Faute pour W Y d’avoir adressée la déclaration de maladie professionnelle à la caisse primaire d’assurance maladie de Savoie, il n’y a pas eu d’action en reconnaissance de maladie professionnelle interruptif du délai de prescription qui expirait le 3 avril 2011.
Les consorts Y soutiennent que l’exercice de l’action juridictionnelle devant la cour d’appel le 21 février 2011 en contestation du rejet implicite de leur demande d’indemnisation par le FIVA, a interrompu le délai de prescription et ce jusqu’au pourvoi en cassation du 17 janvier 2013.
L’interruption de la prescription d’une action à l’autre est admise lorsque les deux actions, bien qu’ayant une cause distincte et n’étant pas dirigées contre la même partie, tendent à un seul et même but de sorte que la seconde est virtuellement comprise dans la première.

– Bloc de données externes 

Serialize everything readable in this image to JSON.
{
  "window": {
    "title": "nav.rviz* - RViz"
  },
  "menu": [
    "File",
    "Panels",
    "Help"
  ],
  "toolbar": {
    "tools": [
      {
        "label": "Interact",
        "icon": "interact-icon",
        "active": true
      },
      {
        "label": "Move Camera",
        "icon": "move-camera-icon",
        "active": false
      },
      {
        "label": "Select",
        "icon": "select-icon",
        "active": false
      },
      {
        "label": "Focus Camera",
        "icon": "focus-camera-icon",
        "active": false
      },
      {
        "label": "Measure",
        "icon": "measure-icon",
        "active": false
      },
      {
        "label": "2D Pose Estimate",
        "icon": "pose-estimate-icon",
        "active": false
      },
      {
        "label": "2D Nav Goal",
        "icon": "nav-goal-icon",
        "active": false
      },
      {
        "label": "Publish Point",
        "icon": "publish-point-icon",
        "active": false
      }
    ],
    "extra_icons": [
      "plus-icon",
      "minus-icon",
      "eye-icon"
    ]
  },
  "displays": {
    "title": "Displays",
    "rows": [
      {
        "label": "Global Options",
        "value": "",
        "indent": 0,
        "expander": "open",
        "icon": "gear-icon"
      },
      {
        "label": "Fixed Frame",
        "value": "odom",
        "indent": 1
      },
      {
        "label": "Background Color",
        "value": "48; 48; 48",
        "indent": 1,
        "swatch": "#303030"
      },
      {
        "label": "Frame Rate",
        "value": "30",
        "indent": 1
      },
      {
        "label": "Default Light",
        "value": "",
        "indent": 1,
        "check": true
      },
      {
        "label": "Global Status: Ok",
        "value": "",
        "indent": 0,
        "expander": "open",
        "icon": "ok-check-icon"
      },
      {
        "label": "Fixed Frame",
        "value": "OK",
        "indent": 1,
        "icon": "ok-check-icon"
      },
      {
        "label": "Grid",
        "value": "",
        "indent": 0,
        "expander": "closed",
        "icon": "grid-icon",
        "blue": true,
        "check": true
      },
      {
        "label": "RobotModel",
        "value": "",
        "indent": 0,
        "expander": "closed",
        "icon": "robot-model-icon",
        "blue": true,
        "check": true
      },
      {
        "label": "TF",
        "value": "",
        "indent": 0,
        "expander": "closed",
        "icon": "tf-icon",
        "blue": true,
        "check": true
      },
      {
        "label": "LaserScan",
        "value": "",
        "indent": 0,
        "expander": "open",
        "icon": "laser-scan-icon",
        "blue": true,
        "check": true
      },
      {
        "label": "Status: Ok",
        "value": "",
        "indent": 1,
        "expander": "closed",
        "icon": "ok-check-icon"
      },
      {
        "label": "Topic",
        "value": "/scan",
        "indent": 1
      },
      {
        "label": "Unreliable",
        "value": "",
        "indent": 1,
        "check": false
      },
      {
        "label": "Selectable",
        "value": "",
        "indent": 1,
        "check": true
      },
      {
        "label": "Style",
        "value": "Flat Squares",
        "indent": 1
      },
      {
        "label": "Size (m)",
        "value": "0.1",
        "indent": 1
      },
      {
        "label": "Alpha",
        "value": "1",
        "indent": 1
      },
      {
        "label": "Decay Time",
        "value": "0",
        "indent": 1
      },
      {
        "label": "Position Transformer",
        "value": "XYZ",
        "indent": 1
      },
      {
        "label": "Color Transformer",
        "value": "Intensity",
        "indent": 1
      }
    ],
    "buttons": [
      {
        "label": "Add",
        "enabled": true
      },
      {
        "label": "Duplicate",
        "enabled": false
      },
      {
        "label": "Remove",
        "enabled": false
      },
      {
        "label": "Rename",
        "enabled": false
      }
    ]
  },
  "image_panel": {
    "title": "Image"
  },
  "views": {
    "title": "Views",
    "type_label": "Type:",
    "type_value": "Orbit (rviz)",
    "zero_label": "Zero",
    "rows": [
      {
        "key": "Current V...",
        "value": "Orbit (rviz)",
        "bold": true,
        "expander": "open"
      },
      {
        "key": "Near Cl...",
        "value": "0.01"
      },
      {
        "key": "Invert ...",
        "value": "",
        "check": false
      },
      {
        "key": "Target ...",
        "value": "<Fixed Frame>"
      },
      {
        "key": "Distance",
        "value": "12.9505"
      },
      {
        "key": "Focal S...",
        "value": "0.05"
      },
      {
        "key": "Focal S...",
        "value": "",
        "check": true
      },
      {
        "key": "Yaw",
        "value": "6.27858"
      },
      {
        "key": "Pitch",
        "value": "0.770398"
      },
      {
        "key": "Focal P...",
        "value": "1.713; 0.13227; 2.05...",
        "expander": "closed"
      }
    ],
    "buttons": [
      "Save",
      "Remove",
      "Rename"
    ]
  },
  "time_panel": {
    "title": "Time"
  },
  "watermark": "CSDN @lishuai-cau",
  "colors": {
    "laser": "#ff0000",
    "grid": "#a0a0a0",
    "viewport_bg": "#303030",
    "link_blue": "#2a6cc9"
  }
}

Tel n’est pas la cas en l’espèce. Les deux actions ont un but différent. L’action tendant à dire que l’employeur a commis une faute inexcusable est une action en recherche de responsabilité pour manquement à l’obligation de sécurité de résultat avec conscience du danger qui s’inscrit dans le cadre d’une relation de travail ; l’action à l’encontre du FIVA est une action en indemnisation qui concerne des salariés mais aussi des non salariés et victimes environnementales, exposés aux poussières d’amiante.
La saisine de la cour d’appel le 21 février 2011 n’a pas interrompu le délai de prescription.
Le jugement sera réformé et l’action des consorts Y sera déclarée irrecevable.
PAR CES MOTIFS
La Cour, statuant par arrêt contradictoire et après en avoir délibéré ;
Infirme le jugement déféré ;
Statuant à nouveau ;
Dit irrecevable, comme prescrite, l’action des consorts Y ;
Dispense les consorts Y du droit de l’article R. 144-10 du code de la sécurité sociale.
Ainsi prononcé publiquement le 12 Décembre 2017 par mise à disposition de l’arrêt au greffe de la Cour, les parties présentes en ayant été préalablement avisées dans les conditions prévues au deuxième alinéa de l’article 450 du code de procédure civile, et signé par Madame Claudine FOURCADE, Présidente, et Madame Valérie THOMAS, faisant fonction de Greffier auquel la minute de la décision a été remise par le magistrat signataire.